“The Google I was passionate about was a technology company that empowered its employees to innovate. The Google I left was an advertising company with a single corporate-mandated focus.”
Another great, honest piece of writing from someone who had once been in love with Google and everything it stood for. It’s too bad the ethos has changed so much at Google, mostly thanks to this solution to the lack-of-problem in “sharing”, which is all based upon building a competitor to Facebook in order to gleen more money from advertisers.
Facebook succeeded because it was an earnest attempt at changing the world – a genuine one. Ads came as an afterthought – connecting the world came first. And despite all the tough decisions Mark has made, he has, and continues to, change the world.
Google needs to start looking ahead to find the next big innovation, rather than trying to beat Facebook in what looks to be a purely defensive maneuver at best. Maybe they can fix email, or make a service that has no rival in terms of making your life easier. Something, anything besides continuing to put wood behind the failure that is Google+, something they can’t even put reliable numbers to.

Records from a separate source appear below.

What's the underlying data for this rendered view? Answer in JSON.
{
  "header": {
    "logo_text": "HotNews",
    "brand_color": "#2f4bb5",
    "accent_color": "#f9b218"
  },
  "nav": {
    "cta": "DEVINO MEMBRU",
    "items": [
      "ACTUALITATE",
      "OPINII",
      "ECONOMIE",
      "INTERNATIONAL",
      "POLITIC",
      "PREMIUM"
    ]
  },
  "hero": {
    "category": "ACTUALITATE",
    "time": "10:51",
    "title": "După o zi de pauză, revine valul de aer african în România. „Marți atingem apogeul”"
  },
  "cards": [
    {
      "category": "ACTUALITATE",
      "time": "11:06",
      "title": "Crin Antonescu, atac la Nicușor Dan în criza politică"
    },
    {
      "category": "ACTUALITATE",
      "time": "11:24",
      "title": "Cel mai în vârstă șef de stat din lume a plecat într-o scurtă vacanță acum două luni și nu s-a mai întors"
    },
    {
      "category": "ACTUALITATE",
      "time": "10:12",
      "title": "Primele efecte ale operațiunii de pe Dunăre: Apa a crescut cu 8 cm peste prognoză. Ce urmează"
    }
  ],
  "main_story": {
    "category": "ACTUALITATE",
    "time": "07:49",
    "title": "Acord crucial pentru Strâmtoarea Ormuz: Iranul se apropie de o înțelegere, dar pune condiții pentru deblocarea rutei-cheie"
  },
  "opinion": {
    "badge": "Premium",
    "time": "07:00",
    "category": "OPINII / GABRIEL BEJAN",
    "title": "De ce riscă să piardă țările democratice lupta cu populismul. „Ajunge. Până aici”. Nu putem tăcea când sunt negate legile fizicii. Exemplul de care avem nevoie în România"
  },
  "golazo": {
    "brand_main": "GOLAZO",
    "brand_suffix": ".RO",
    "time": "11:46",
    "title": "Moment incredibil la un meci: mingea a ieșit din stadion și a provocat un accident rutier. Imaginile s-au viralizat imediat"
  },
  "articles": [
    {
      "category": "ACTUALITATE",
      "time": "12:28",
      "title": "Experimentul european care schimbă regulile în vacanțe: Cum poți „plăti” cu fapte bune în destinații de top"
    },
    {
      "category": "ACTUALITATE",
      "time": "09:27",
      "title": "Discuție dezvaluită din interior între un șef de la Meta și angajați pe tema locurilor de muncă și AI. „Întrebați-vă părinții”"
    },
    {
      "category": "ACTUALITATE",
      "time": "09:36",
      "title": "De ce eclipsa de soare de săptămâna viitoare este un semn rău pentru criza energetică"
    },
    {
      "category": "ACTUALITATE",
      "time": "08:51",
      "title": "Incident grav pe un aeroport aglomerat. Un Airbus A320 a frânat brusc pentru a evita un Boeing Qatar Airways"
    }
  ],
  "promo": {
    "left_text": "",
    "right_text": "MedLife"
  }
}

I always thought Google was more powerful as a search company, and that its future as a source of innovation would have been secured had it not tried to fight on every front. But alas, it’s too late to turn back now. So long, old Google of yore.
Is James Whittaker right that focusing heavily on Google+ has made Google worse and broken its culture of innovation?…
Focusing on Google+ has been a major shift in strategy for Google, in that now it has a focus. One of my favorite pieces on this was from Ben Horowitz, juxtaposing Schmidt and Page as peacetime vs. wartime CEOs [1]. What does this mean? A radical cult…
[...] form. From a user perspective, Google has lost sight of its core mission, and more importantly, has lost sight of where the next innovation may lie [5]. Even in Google Play, something as core as searching through my personal collections on the [...]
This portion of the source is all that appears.